Milan Kundera, Un occidente prigioniero
Un occidente prigioniero di Milan Kundera, Adelphi, 2022, traduzione di Giorgio Pinotti, premesse di Jacques Rupnik e Pierre Nora.
La recente invasione russa della Ucraina ha riaperto il tema, forse mai risolto, del ruolo dei popoli che per geografia e storia, dividono il perimetro occidentale europeo con quello russo.
Nel 1967, durante il congresso dell’Unione degli scrittori, Milan Kundera tiene un discorso estremamente coraggioso dove prende le distanze dal potete filo-sovietico e definisce il ruolo fondamentale della cultura ceca e dei suoi intellettuali.
La sopravvivenza di un popolo dipende dalla forza dei suoi valori culturali. Il che esige il rifiuto di qualsiasi interferenza da parte dei vandali, gli ideologi del regime.

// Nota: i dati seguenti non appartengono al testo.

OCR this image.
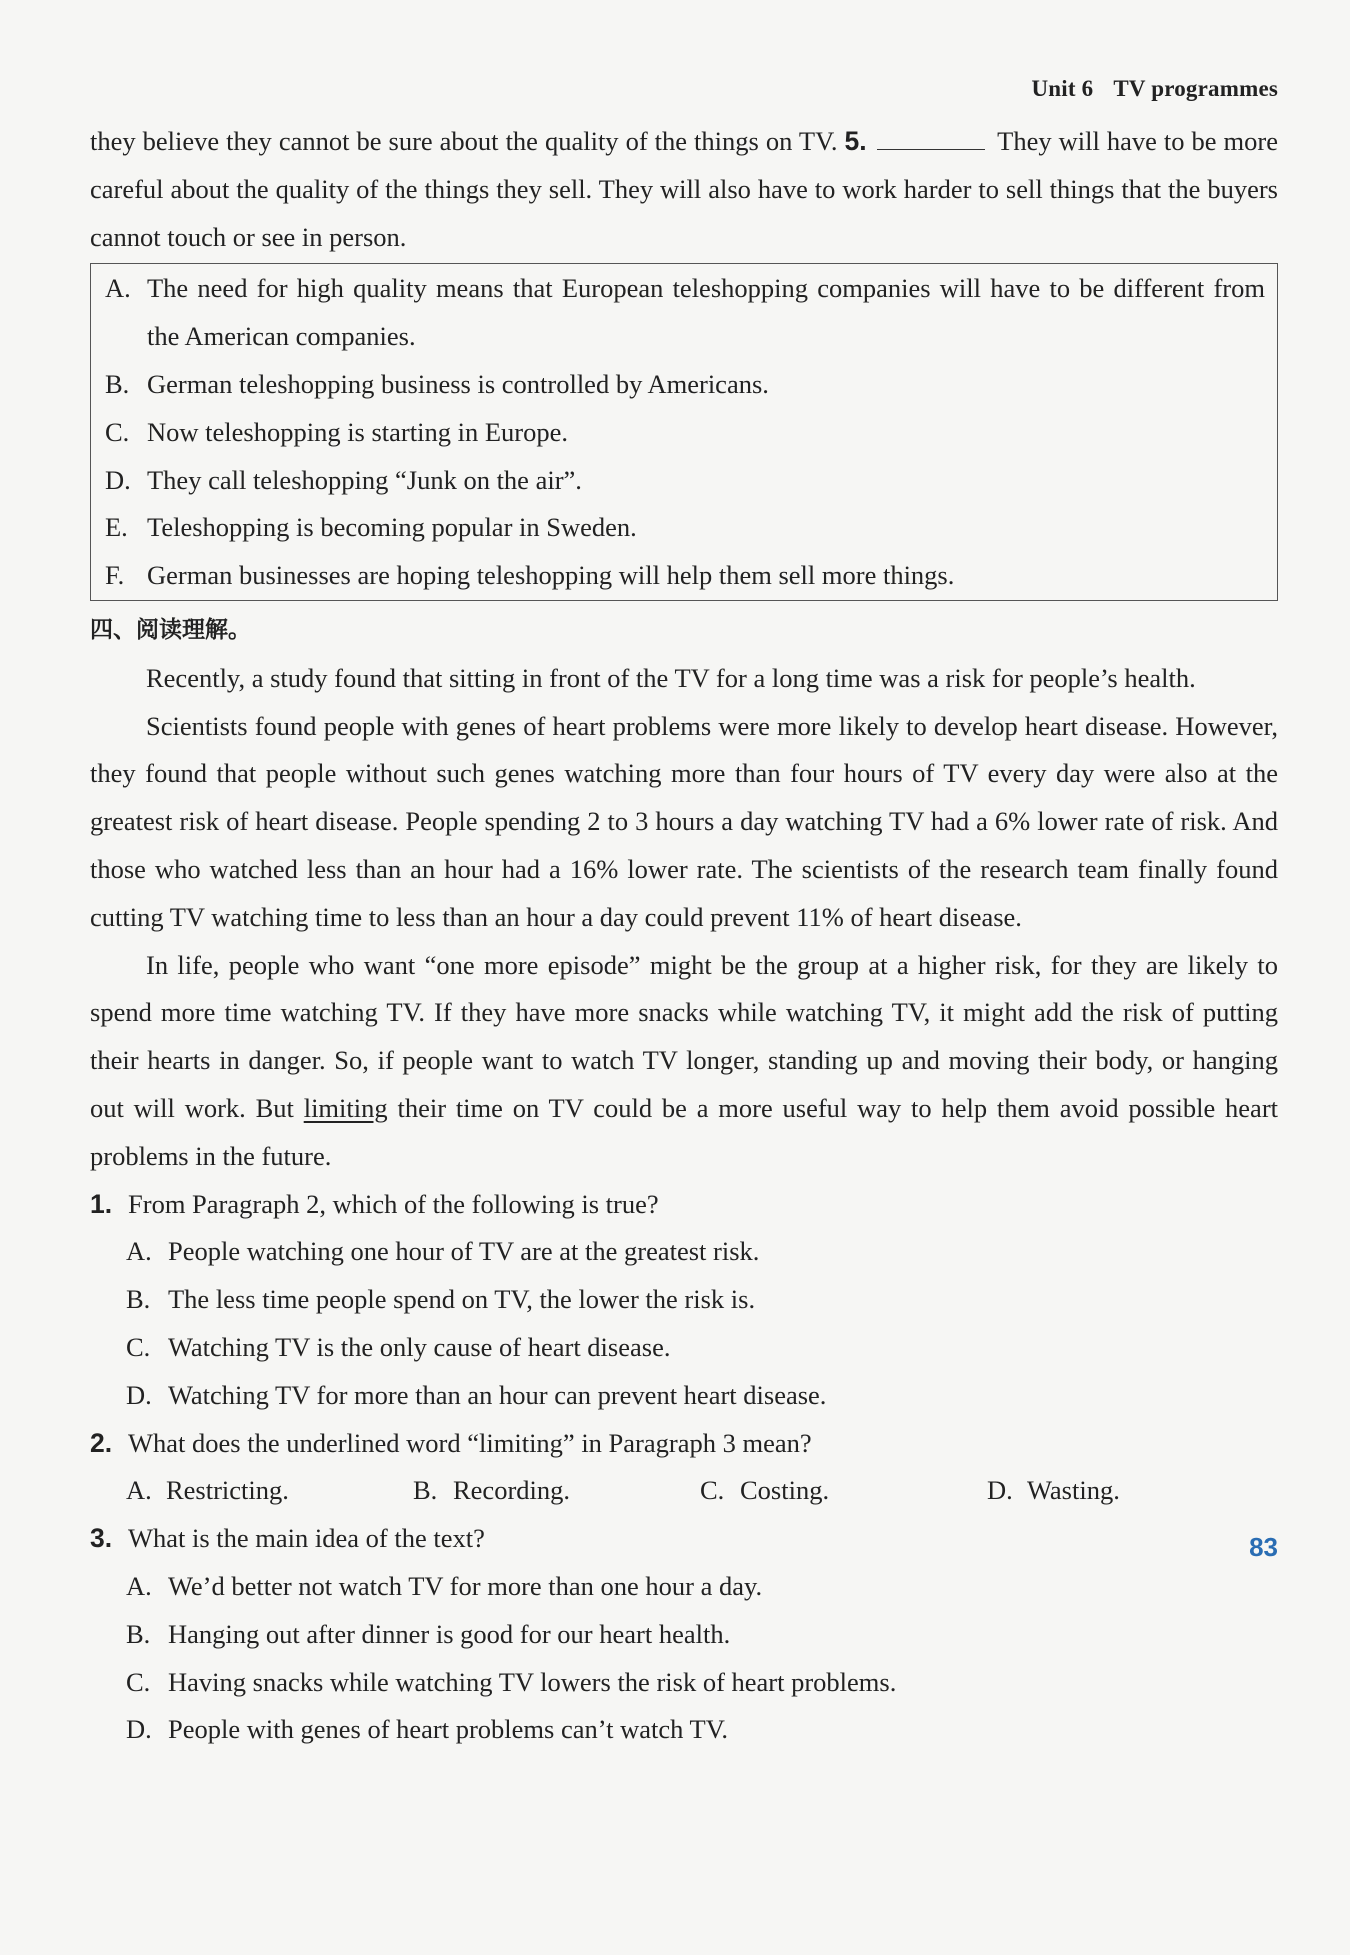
Unit 6 TV programmes

they believe they cannot be sure about the quality of the things on TV. 5.	They will have to be more careful about the quality of the things they sell. They will also have to work harder to sell things that the buyers cannot touch or see in person.

A. The need for high quality means that European teleshopping companies will have to be different from the American companies.
B. German teleshopping business is controlled by Americans.
C. Now teleshopping is starting in Europe.
D. They call teleshopping “Junk on the air”.
E. Teleshopping is becoming popular in Sweden.
F. German businesses are hoping teleshopping will help them sell more things.
四、阅读理解。

Recently, a study found that sitting in front of the TV for a long time was a risk for people’s health.

Scientists found people with genes of heart problems were more likely to develop heart disease. However, they found that people without such genes watching more than four hours of TV every day were also at the greatest risk of heart disease. People spending 2 to 3 hours a day watching TV had a 6% lower rate of risk. And those who watched less than an hour had a 16% lower rate. The scientists of the research team finally found cutting TV watching time to less than an hour a day could prevent 11% of heart disease.

In life, people who want “one more episode” might be the group at a higher risk, for they are likely to spend more time watching TV. If they have more snacks while watching TV, it might add the risk of putting their hearts in danger. So, if people want to watch TV longer, standing up and moving their body, or hanging out will work. But limiting their time on TV could be a more useful way to help them avoid possible heart problems in the future.

1. From Paragraph 2, which of the following is true?
A. People watching one hour of TV are at the greatest risk.
B. The less time people spend on TV, the lower the risk is.
C. Watching TV is the only cause of heart disease.
D. Watching TV for more than an hour can prevent heart disease.
2. What does the underlined word “limiting” in Paragraph 3 mean?
A. Restricting.	B. Recording.	C. Costing.	D. Wasting.
3. What is the main idea of the text?
A. We’d better not watch TV for more than one hour a day.
B. Hanging out after dinner is good for our heart health.
C. Having snacks while watching TV lowers the risk of heart problems.
D. People with genes of heart problems can’t watch TV.
83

Gli ideologi sono i fantocci insediati dai sovietici. Ancora una volta si consuma il rifiuto della prepotenza dei russi, qualsiasi sia la loro ideologia. L’anno dopo ci sarà la Primavera di Praga quando il Patto di Varsavia tenta di cancellare il cambiamento culturale che ormai da anni è vivo nella società ceca, ma che inevitabilmente è collegato al fermento che attraversa le nazioni occidentali ed europee.
La letteratura e le piccole nazioni
Nel primo discorso La letteratura e le piccole nazioni l’autore afferma che “è cruciale che l’intera società ceca sia pienamente consapevole del ruolo essenziale che svolgono la cultura e letteratura.”
Siamo negli anni in cui ci la cultura ceca si esprime attraverso grandi artisti come Hrabal, Topol, Havel, Forman, Menzer e tanti altri operano anche fuori dalla Cecoslovacchia e spingendo Kundera a definire gli anni Sessae l’età d’oro della cultura ceca.
In questo intervento Milan Kundera si concentra sul valore della cultura, anche delle piccole nazioni, il ruolo che ha la cultura come vettore del pensiero libero, dove anche posizioni diverse si confrontano e la rinascita del popolo ceco.
Kundera è consapevole che si tratta di un piccolo popolo, ma come tutti, ha qualcosa da dire al Mondo. E non è poco.
Un occidente prigioniero
Nel 1983 lo scrittore ceco torna sul tema del rapporto tra Occidente e Russia. L’autore non manca un certo tono melodrammatico a cui abbiamo assistito anche in questo periodo sul pericolo russo.
Kundera ricorda la frase che pubblicò il direttore dell’agenzia di stampa ungherese poco prima che i sovietici entrassero a Budapest: Moriremo per l’Ungheria e l’Europa. Ma senza dubbio questa frase aiuta anche a comprendere la consapevolezza e l’attenzione che dovremmo avere su un territorio e su popoli che spesso sfuggono al radar della nostra attenzione perché sovrapposti dalla cultura russa.
Kundera ricorda lo storico Palacky che sostenne l’importanza dell’Impero Asburgico, come unico baluardo contro la Russia. In realtà oggi è proprio quella consapevolezza che maturò dall’Ottocentro ad oggi, a costruire una ricca presenza culturale in Europa Orientale, proprio a contenere la violenta espansione dei russi.
Kundera sintetizza con l’espressione “il massimo della diversità nel minimo spazio” il ruolo delle nazioni orientali in Europa, contrapposto all’approccio russo della minima diversità nel massimo spazio.
Milan Kundera riflette sulla identità dell’Europa che non vuol dire essere quella occidentale, ma diverse che ora devono riconoscersi, darsi il giusto spazio. Considerando l’ingombrante elefante russo, ma forse anche l’ippotatamo statunitense.
Note su Milan Kundera
L’edizione della Adelphi è arricchita con due premesse che consentono di comprendere il contesto e il ruolo di Milan Kundera in Europa. Le opere di Kundera sono pubblicate nel catalogo Adelphi.